Here appellant manifestly intended to plead guilty to attempted second degree assault while unarmed. He had reason to believe that he would be punished less severely than if he had committed a second degree assault. In substituting an attempt for the counts in the indictment, the facts of the crime were necessarily altered, and, after the plea was taken, it was too late to go behind the facts contained in the plea in order to ascertain how the other crime occurred. In specifying that the plea to the substituted crime covered the whole indictment, armed assault was excluded. The lesser crime authorized by sections 334 and 342-a of the Code of Criminal Procedure need not be a lower degree of the same crime, nor an included crime. A plea of *517larceny might be taken in satisfaction of a burglary indictment, but that would not admit or establish that the defendant broke into and entered a building with intent to commit a crime therein, nor could the sentence for larceny be aggravated by proving that he committed the burglary while armed. The very circumstance that, in the case of this as an included crime, the plea is to something less than is charged in the indictment, signifies that in accepting it the court acted on the basis of only such facts alleged in the indictment as are necessary to sustain the plea to the reduced crime. That, as has been indicated, does not require an assumption that appellant was armed, nor can the court conduct an inquiry into the facts of the suppositious crime confessed by the plea. If he was guilty of the charges in the indictment, he should have been tried in which event this problem could not have arisen. But if, as the County Judge and the Assistant District Attorney thought to be the case, there was enough doubt about his conviction to justify accepting a plea to another crime, the punishment as well as the conviction depend for legal authorization upon the facts admitted by the plea.

The County Court was without jurisdiction to impose the additional sentence under section 1944 of the Penal Law. While this point might well have been raised by writ of habeas corpus, we think that it is a proper subject of coram nobis especially inasmuch as the circumstances indicate that appellant was induced to plead guilty on the false assumption that the additional punishment would not be applied.

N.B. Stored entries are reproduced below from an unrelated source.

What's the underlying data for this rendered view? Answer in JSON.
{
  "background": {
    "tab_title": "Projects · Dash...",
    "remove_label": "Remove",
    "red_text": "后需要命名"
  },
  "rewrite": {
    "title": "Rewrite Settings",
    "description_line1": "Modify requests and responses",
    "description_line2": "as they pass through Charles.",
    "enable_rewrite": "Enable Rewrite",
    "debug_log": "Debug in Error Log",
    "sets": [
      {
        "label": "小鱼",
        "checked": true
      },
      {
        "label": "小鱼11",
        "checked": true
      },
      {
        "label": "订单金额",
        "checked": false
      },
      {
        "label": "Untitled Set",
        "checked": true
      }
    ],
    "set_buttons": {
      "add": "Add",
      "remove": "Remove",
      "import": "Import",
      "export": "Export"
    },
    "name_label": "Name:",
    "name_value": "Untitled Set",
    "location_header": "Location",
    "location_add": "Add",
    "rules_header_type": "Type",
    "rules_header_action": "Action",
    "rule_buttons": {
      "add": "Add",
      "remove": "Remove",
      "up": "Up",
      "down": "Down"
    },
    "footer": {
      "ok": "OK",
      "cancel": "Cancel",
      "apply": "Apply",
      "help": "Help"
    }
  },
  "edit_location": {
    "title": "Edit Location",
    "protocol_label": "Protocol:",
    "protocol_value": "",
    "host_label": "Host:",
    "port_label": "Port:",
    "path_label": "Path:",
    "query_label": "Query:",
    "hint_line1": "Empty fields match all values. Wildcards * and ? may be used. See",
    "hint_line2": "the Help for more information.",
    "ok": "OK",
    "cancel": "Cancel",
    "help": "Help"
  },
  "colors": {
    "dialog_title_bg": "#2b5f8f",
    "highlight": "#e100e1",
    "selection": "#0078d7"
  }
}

The order appealed from should be reversed, the motion granted, the sentence vacated, and appellant remanded for resentencing but without the imposition of the additional sentence under section 1944 of the Penal Law.

Chief Judge Desmond and Judges Fuld, Froessel and Foster concur with Judge Van Voorhis; Judges Dye and Burke dissent and vote to affirm.

Order reversed and matter remitted to the County Court, Kings County, for further proceedings in accordance with the opinion herein.